每次询问给出一些关键点，树上所有的点被距离它最近的关键点管辖，求每个关键点管辖多少点。
n ≤ 300000, m ≤ 300000, Sigma(关键点个数) <= 300000

Solution

这是一道[HNOI2014]的题。
我们可以用上下DP求出每个点被哪些点管辖，时间复杂度是 O(nm)的。
我们考虑建出虚树，建完虚树后用上下DP处理出虚树上每个点被哪些关键点管辖。
然后我们考虑一个关键点可以管辖哪些点。
对于深度比它大的点，一定是它的子树去掉某些子树。

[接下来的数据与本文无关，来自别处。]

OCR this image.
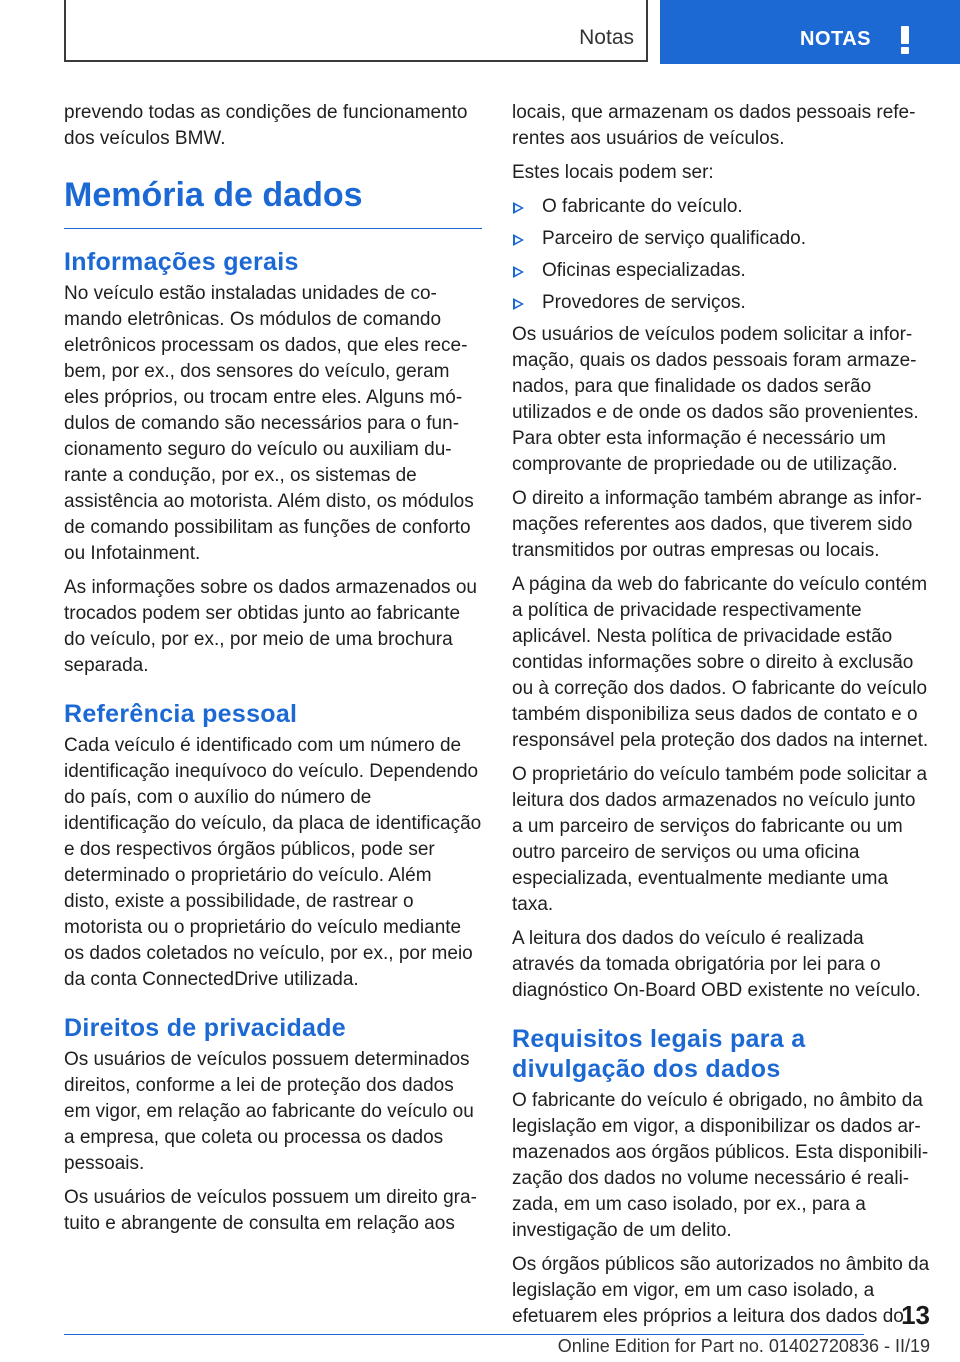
Notas	NOTAS

prevendo todas as condições de funcionamento dos veículos BMW.

Memória de dados
Informações gerais

No veículo estão instaladas unidades de comando eletrônicas. Os módulos de comando eletrônicos processam os dados, que eles recebem, por ex., dos sensores do veículo, geram eles próprios, ou trocam entre eles. Alguns módulos de comando são necessários para o funcionamento seguro do veículo ou auxiliam durante a condução, por ex., os sistemas de assistência ao motorista. Além disto, os módulos de comando possibilitam as funções de conforto ou Infotainment.

As informações sobre os dados armazenados ou trocados podem ser obtidas junto ao fabricante do veículo, por ex., por meio de uma brochura separada.

Referência pessoal

Cada veículo é identificado com um número de identificação inequívoco do veículo. Dependendo do país, com o auxílio do número de identificação do veículo, da placa de identificação e dos respectivos órgãos públicos, pode ser determinado o proprietário do veículo. Além disto, existe a possibilidade, de rastrear o motorista ou o proprietário do veículo mediante os dados coletados no veículo, por ex., por meio da conta ConnectedDrive utilizada.

Direitos de privacidade

Os usuários de veículos possuem determinados direitos, conforme a lei de proteção dos dados em vigor, em relação ao fabricante do veículo ou a empresa, que coleta ou processa os dados pessoais.

Os usuários de veículos possuem um direito gratuito e abrangente de consulta em relação aos

locais, que armazenam os dados pessoais referentes aos usuários de veículos.

Estes locais podem ser:

O fabricante do veículo.
Parceiro de serviço qualificado.
Oficinas especializadas.
Provedores de serviços.

Os usuários de veículos podem solicitar a informação, quais os dados pessoais foram armazenados, para que finalidade os dados serão utilizados e de onde os dados são provenientes. Para obter esta informação é necessário um comprovante de propriedade ou de utilização.

O direito a informação também abrange as informações referentes aos dados, que tiverem sido transmitidos por outras empresas ou locais.

A página da web do fabricante do veículo contém a política de privacidade respectivamente aplicável. Nesta política de privacidade estão contidas informações sobre o direito à exclusão ou à correção dos dados. O fabricante do veículo também disponibiliza seus dados de contato e o responsável pela proteção dos dados na internet.

O proprietário do veículo também pode solicitar a leitura dos dados armazenados no veículo junto a um parceiro de serviços do fabricante ou um outro parceiro de serviços ou uma oficina especializada, eventualmente mediante uma taxa.

A leitura dos dados do veículo é realizada através da tomada obrigatória por lei para o diagnóstico On-Board OBD existente no veículo.

Requisitos legais para a divulgação dos dados

O fabricante do veículo é obrigado, no âmbito da legislação em vigor, a disponibilizar os dados armazenados aos órgãos públicos. Esta disponibilização dos dados no volume necessário é realizada, em um caso isolado, por ex., para a investigação de um delito.

Os órgãos públicos são autorizados no âmbito da legislação em vigor, em um caso isolado, a efetuarem eles próprios a leitura dos dados do

13
Online Edition for Part no. 01402720836 - II/19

对于深度比它小的点，一定是它的某个祖先的子树去掉它。
我们考虑枚举虚树上的每一条边：如果它两端点不被同一个关键点管辖，则倍增找出一个分界点，然后处理答案即可。

Notice

此题细节较多，处理很麻烦。

Code

#include<cmath>
#include<cstdio>
#include<cstring>
#include<iostream>
#include<algorithm>
using namespace std;
#define sqz main
#define ll long long
#define rep(i, a, b) for (int i = (a); i <= (b); i++)
#define per(i, a, b) for (int i = (a); i >= (b); i--)
#define Rep(i, a, b) for (int i = (a); i < (b); i++)
#define travel(i, u) for (int i = head[u]; ~i; i = edge[i].next)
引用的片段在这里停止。